Jewish settlers face eviction from Gaza in July.
The move has provoked outrage - and only a minority
will leave voluntarily.
Donald Macintyre hears the plans of two very different families
07 April 2005
On a grey, blustery day, when the Mediterranean breakers come crashing on to its pristine beach, Shirat Hayam, where Rabbi Pinchas Etzion set up home with his wife Anat and three small children last week, is a desolate place. The bleak ruins of the little holiday villas once used, before the Six Day War in 1967, by the Egyptian army officers then occupying Gaza, make it seem all the more abandoned. But for Pinchas, struggling today against the wind to keep his kippa in position on his head, the decision to rent the only empty caravan of the 13 embedded in the sand along the shore here was one of great political and religious significance. For at the very moment when the government of Ariel Sharon is doing all it can to cajole the 8,000 Jewish settlers in Gaza into moving out before they face forcible evacuation in July, the Etzions, in an act of defiant solidarity, are moving in.
Partly, their arrival in the remotest of all the communities in Gush Katif, the biggest Jewish settlement block, was dictated by family piety. Anat's parents and grandparents are long-standing Gaza settlers. "We are very related to Gush Katif," says Pinchas. "That's why we came here. We believe the evacuation will not happen. We pray that it will not happen.
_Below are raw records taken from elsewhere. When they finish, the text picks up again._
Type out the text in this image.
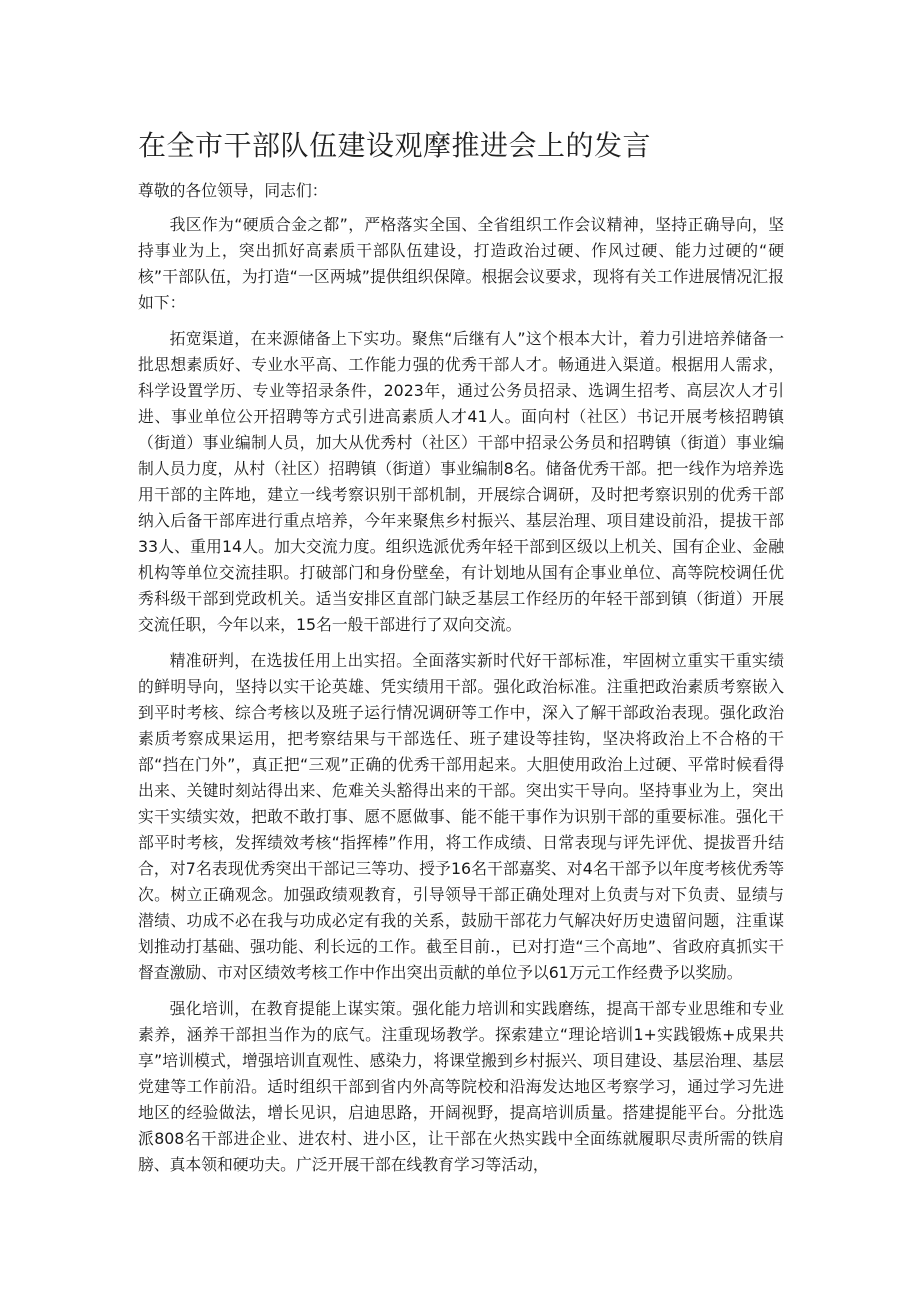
在全市干部队伍建设观摩推进会上的发言

尊敬的各位领导，同志们：

我区作为“硬质合金之都”，严格落实全国、全省组织工作会议精神，坚持正确导向，坚持事业为上，突出抓好高素质干部队伍建设，打造政治过硬、作风过硬、能力过硬的“硬核”干部队伍，为打造“一区两城”提供组织保障。根据会议要求，现将有关工作进展情况汇报如下：

拓宽渠道，在来源储备上下实功。聚焦“后继有人”这个根本大计，着力引进培养储备一批思想素质好、专业水平高、工作能力强的优秀干部人才。畅通进入渠道。根据用人需求，科学设置学历、专业等招录条件，2023年，通过公务员招录、选调生招考、高层次人才引进、事业单位公开招聘等方式引进高素质人才41人。面向村（社区）书记开展考核招聘镇（街道）事业编制人员，加大从优秀村（社区）干部中招录公务员和招聘镇（街道）事业编制人员力度，从村（社区）招聘镇（街道）事业编制8名。储备优秀干部。把一线作为培养选用干部的主阵地，建立一线考察识别干部机制，开展综合调研，及时把考察识别的优秀干部纳入后备干部库进行重点培养，今年来聚焦乡村振兴、基层治理、项目建设前沿，提拔干部33人、重用14人。加大交流力度。组织选派优秀年轻干部到区级以上机关、国有企业、金融机构等单位交流挂职。打破部门和身份壁垒，有计划地从国有企事业单位、高等院校调任优秀科级干部到党政机关。适当安排区直部门缺乏基层工作经历的年轻干部到镇（街道）开展交流任职，今年以来，15名一般干部进行了双向交流。

精准研判，在选拔任用上出实招。全面落实新时代好干部标准，牢固树立重实干重实绩的鲜明导向，坚持以实干论英雄、凭实绩用干部。强化政治标准。注重把政治素质考察嵌入到平时考核、综合考核以及班子运行情况调研等工作中，深入了解干部政治表现。强化政治素质考察成果运用，把考察结果与干部选任、班子建设等挂钩，坚决将政治上不合格的干部“挡在门外”，真正把“三观”正确的优秀干部用起来。大胆使用政治上过硬、平常时候看得出来、关键时刻站得出来、危难关头豁得出来的干部。突出实干导向。坚持事业为上，突出实干实绩实效，把敢不敢打事、愿不愿做事、能不能干事作为识别干部的重要标准。强化干部平时考核，发挥绩效考核“指挥棒”作用，将工作成绩、日常表现与评先评优、提拔晋升结合，对7名表现优秀突出干部记三等功、授予16名干部嘉奖、对4名干部予以年度考核优秀等次。树立正确观念。加强政绩观教育，引导领导干部正确处理对上负责与对下负责、显绩与潜绩、功成不必在我与功成必定有我的关系，鼓励干部花力气解决好历史遗留问题，注重谋划推动打基础、强功能、利长远的工作。截至目前.，已对打造“三个高地”、省政府真抓实干督查激励、市对区绩效考核工作中作出突出贡献的单位予以61万元工作经费予以奖励。

强化培训，在教育提能上谋实策。强化能力培训和实践磨练，提高干部专业思维和专业素养，涵养干部担当作为的底气。注重现场教学。探索建立“理论培训1+实践锻炼+成果共享”培训模式，增强培训直观性、感染力，将课堂搬到乡村振兴、项目建设、基层治理、基层党建等工作前沿。适时组织干部到省内外高等院校和沿海发达地区考察学习，通过学习先进地区的经验做法，增长见识，启迪思路，开阔视野，提高培训质量。搭建提能平台。分批选派808名干部进企业、进农村、进小区，让干部在火热实践中全面练就履职尽责所需的铁肩膀、真本领和硬功夫。广泛开展干部在线教育学习等活动，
But we have come to empower the family, to embrace them and be with them."
Recent political events do not bear out the view of the Etzions, who have left their own (unthreatened) Jewish settlement in the occupied West Bank, that disengagement from Gaza "will not happen". Not only has Ariel Sharon staked his political life on dismantling the 21 Gaza settlements, but every political attempt by the Israeli far right to stop it, culminating in last month's defeat for a bill demanding a referendum on the plan, has failed. And when he visits Crawford, Texas, next week, the Israeli Prime Minister will hardly need President Bush to remind him that the US's consistently generous support for his policies is wholly dependent on the plan going ahead - and on time.
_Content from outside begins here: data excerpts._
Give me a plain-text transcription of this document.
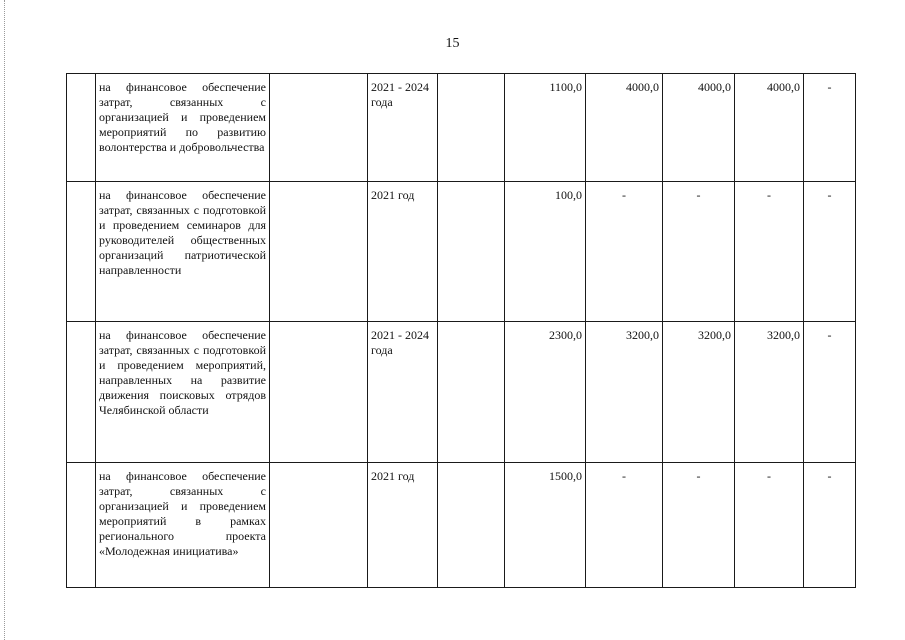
15
	на финансовое обеспечение затрат, связанных с организацией и проведением мероприятий по развитию волонтерства и добровольчества		2021 - 2024 года		1100,0	4000,0	4000,0	4000,0	-
	на финансовое обеспечение затрат, связанных с подготовкой и проведением семинаров для руководителей общественных организаций патриотической направленности		2021 год		100,0	-	-	-	-
	на финансовое обеспечение затрат, связанных с подготовкой и проведением мероприятий, направленных на развитие движения поисковых отрядов Челябинской области		2021 - 2024 года		2300,0	3200,0	3200,0	3200,0	-
	на финансовое обеспечение затрат, связанных с организацией и проведением мероприятий в рамках регионального проекта «Молодежная инициатива»		2021 год		1500,0	-	-	-	-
But for the Etzions, an absolute spiritual belief in the right of Israeli Jews to settle in - and control - a strip populated by 1.3 million impoverished Palestinians, leads them to suppose that the settlers may be saved before the 20 July deadline by, as Pinchas puts it, "something stronger than reality". A miracle? "Yes, maybe a miracle that will stop this happening." But if not? Pointing to the shelves of religious texts along one roughly whitewashed wall, he says: "I will take a holy book and read it. I won't throw stones. I won't fight soldiers. But if they want me to go they'll have to take me. I won't go of my own volition."